Kenyan Prime Minister Raila Odinga [official website; Al Jazeera profile] on Friday appealed the results of Kenya's 2013 election [JURIST report] to Kenya's Supreme Court. Kenya's election commission declared Uhuru Kenyatta [BBC profile; JURIST news archive], son of Kenya's first president Mzee Jomo Kenyatta, the winner of the nation's 2013 presidential election earlier this month. Odinga has accused electoral authorities of "electoral theft" [press release] and stated that he is appealing the results of the election to "ensure elections count." Police dispersed [BBC report] a crowd of Odinga's supporters outside the Kenyan Supreme Court after they were told that they would not be allowed to congregate. Odinga called on his supporters to not resort to violence and stated that he would respect the decision of the Supreme Court, whatever the result.

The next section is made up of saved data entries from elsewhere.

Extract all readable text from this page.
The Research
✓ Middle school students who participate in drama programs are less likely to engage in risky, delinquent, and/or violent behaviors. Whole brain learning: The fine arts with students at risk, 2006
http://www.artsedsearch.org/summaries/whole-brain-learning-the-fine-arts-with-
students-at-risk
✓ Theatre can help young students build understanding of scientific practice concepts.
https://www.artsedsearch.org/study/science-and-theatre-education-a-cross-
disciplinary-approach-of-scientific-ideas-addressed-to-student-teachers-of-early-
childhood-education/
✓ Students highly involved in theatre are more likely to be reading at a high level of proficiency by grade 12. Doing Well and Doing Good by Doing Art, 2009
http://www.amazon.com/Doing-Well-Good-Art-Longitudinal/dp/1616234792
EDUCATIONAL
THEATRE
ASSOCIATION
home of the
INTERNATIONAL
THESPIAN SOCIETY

The challenge to the election results comes five years after Kenya's disputed 2007 election [JURIST news archive] which resulted in several of Kenya's leaders being charged before the International Criminal Court (ICC) [official website] with crimes against humanity. Last week the ICC dropped [JURIST report] the crimes against humanity charges against former Kenyan cabinet secretary Francis Muthaura [case materials] after encountering various issues with evidence and witness testimony. Earlier this month the ICC agreed to delay [JURIST report] until July the trials of Kenyatta and Muthaura. Last month Kenyatta and Muthaura asked [JURIST report] the ICC to review the decision to move forward with the trial. In December, Kenyatta and former cabinet minister William Ruto [case materials] announced [JURIST report] that they would be running together in the March elections despite the upcoming trials. In October the ICC called for complete cooperation [JURIST report] from the Kenyan government in the investigation and trial process. Journalist Joshua Arap Sang is also facing trial alongside Ruto for crimes against humanity. In June the ICC expressed its desire to start Kenyatta's and Ruto's trials simultaneously [JURIST report] to avoid any appearance of bias in the March 2013 presidential election.